Getting Your Shrubs And Trees Ready For Winter

With winter on the horizon, it's time for those who live in cold climates to winter-proof their landscaping. Here's how to get your plants ready for winter and provide them the protection they need to make it through to spring: 

Install Snow Fencing

Snow fencing is usually 3-4-ft tall wooden pickets strung together with galvanized wire. The pickets are placed edge-to-edge, with no space in between, making it difficult for snow to drift in. There are other types, but for protecting your trees, this is the best type to use.

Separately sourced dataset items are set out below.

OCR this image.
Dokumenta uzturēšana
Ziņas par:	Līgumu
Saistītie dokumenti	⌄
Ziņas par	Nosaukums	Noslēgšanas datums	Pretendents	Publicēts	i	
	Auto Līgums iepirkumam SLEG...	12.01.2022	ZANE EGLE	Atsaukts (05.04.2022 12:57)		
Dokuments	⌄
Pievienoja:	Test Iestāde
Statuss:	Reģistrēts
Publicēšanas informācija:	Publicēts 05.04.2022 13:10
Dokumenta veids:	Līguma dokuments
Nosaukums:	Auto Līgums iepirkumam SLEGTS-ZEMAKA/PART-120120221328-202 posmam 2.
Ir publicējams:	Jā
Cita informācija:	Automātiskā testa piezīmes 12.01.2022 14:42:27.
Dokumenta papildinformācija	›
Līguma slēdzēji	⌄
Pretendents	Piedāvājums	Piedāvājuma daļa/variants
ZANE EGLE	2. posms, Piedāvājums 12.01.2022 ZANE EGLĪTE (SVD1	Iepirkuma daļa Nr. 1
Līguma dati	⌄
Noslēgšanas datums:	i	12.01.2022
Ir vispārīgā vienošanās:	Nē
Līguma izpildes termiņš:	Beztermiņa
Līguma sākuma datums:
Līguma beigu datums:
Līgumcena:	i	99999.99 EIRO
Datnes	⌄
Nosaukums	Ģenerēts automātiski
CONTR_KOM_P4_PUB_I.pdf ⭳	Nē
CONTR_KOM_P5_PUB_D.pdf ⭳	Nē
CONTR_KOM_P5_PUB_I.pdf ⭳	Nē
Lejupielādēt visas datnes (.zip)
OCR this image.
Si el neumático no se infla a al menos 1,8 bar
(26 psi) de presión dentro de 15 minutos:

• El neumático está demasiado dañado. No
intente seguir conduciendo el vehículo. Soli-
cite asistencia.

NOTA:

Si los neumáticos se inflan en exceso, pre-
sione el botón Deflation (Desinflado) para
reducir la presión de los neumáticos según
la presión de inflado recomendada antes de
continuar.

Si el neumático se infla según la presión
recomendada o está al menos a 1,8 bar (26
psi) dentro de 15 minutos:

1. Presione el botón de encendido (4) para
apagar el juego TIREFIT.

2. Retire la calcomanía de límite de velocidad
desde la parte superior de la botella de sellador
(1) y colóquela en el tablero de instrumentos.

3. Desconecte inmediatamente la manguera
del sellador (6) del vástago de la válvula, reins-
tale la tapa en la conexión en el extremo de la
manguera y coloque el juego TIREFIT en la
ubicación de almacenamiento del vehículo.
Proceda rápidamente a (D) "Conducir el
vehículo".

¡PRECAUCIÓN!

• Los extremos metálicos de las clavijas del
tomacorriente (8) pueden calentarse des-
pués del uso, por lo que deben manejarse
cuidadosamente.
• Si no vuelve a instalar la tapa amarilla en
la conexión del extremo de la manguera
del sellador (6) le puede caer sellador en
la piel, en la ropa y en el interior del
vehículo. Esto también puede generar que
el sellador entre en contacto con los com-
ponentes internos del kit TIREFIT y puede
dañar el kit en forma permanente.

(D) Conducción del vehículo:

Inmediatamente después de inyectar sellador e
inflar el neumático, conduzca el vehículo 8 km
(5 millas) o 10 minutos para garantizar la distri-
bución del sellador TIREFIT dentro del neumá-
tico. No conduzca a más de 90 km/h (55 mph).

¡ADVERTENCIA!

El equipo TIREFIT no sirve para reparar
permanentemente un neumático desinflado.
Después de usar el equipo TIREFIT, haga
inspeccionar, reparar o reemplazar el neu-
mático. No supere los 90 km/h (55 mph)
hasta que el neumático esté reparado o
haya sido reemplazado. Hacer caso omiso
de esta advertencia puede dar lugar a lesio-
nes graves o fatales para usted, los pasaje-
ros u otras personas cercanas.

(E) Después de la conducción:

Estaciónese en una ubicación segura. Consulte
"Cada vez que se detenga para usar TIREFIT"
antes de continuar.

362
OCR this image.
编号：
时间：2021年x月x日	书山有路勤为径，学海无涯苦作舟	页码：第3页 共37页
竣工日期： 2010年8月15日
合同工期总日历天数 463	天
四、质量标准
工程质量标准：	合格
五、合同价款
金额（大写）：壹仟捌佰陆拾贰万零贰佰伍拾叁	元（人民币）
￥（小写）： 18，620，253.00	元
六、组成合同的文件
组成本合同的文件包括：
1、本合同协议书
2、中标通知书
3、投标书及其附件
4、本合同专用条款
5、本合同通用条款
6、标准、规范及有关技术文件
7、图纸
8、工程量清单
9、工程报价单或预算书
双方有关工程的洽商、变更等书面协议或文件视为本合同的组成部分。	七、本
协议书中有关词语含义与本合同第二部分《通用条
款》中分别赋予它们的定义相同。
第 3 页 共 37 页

Measure the circumference of each tree trunk you want to protect and then double it. Form a cylinder around the tree and use wire to secure one end to the other. Once you have your cylinder fashioned, fill it with straw, wood chips, or even leaf mulch from your autumn cleanup in the yard. Do this to every tree in your yard that isn't protected by a living windbreak. The purpose isn't to keep the tree warm; it's to prevent them from desiccation by the harsh winds that come with winter in severe climates. The organic matter will also provide some nutrients as it decays. The cylinders don't need to be removed in spring, but you will eventually have to build new ones as the tree outgrows the protection.

Cover Your Shrubs

Your shrubs can suffer the same fate from drying out. Before winter is underway, give them a good soaking each week until the first snowfall, especially if there hasn't been much rain. Saturated soil will hold the heat in longer than dry soil will, and this will help prevent the shallower roots of most shrubs from becoming frost damaged. You can buy a roll of burlap, or you can buy polypropylene covers specifically for this purpose. If you use the burlap, you simply cover the shrub with the fabric, using twine to secure it. You can also buy large burlap bags and simply slip it over each shrub. Mulch the base once the shrubs are covered.

Prune Your Trees

Heavy snow can wreak havoc on your trees. Limbs can easily break with the tremendous weight of wet snow. In late fall, examine each tree, looking for any dead limbs, paying special attention to the crotches. Pruning is especially important on fruit trees as they are smaller limbed. If you don't know how to prune, hire a landscaping service to do it for you, so you don't over prune.